En effet, pour différentes raisons (et notamment le
fait que le demandeur de la formation n'est pas issu d'une formation
enseignante et qu'il a donc en charge la partie « commerciale » de
cette école), le projet de formation proposé ici ne correspond
pas particulièrement à la demande de l'école, mais bien
plus à une proposition faite par les enseignants de cette école
et moi-même. On peut donc dire que le directeur fut « demandeur
» d'une amélioration du système pédagogique de
manière large mais que cette demande n'a jamais fait l'objet de besoins
clairs et précis.
Il s'agissait donc, dans un premier temps, de procéder
à une analyse de terrain précise, afin de prendre en compte le
contexte, les acteurs concernés et leurs besoins, ainsi que les
obstacles ou les freins liés à ce projet.
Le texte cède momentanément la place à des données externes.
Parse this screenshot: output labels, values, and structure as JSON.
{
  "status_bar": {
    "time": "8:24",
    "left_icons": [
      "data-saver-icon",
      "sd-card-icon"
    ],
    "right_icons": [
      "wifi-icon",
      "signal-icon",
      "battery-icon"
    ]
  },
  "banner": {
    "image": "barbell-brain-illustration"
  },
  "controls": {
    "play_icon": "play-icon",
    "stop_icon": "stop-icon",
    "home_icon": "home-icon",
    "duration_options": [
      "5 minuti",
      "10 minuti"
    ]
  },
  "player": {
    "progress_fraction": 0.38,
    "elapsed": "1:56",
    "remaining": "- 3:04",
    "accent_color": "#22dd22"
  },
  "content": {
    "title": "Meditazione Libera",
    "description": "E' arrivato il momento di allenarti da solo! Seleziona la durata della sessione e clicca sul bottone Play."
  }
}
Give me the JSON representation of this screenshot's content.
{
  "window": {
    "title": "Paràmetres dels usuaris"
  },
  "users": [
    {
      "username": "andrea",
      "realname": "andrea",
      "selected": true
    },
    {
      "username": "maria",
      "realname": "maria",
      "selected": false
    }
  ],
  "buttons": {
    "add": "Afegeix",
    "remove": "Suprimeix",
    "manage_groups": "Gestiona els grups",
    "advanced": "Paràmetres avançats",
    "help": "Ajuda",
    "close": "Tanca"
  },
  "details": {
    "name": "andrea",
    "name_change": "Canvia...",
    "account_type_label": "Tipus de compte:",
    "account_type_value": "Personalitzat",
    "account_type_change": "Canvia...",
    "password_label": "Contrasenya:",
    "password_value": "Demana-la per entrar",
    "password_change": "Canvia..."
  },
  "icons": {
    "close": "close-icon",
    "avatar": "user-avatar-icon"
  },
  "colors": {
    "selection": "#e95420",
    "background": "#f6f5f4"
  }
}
Cette démarche a donc relevé d'une dimension
coopérative entre les enseignants de cette école et
moi-même car bien que possédant quelques informations sur la
façon dont les cours se déroulaient dans cette école
(j'étais moi-même en charge d'une classe), il était clair
que ces informations et impressions ne seraient pas suffisantes et
nécessiteraient de travailler de façon coopérative avec
les personnes concernées par ce projet.
Or, comme nous l'avons précisé auparavant, il
s'est avéré que les enseignants de cette école
étaient particulièrement demandeurs de l'adoption d'un dispositif
pédagogique commun aux trois niveaux de l'école, souhaitaient
travailler avec un manuel commun, planifier des évaluations communes et
enfin avoir des outils complémentaires à leur disposition. C'est
donc sur ces besoins évoqués par les professeurs que s'est faite
l'analyse de la demande.
Cependant, l'enjeu était aussi de positionner le projet
d'amélioration dans une stratégie de coopération
correspondant également à des choix « managériaux
» en concertation avec les acteurs intéressés (le directeur
principalement). Il était important de considérer que nous (les
enseignants) n'étions pas les seuls décideurs de l'action
à mener, mais de se considérer mutuellement comme une ressource
collaborant avec d'autres ressources.
Il était donc nécessaire de se souvenir que
l'objectif stratégique était la satisfaction des étudiants
et l'augmentation de leur fréquentation dans l'école.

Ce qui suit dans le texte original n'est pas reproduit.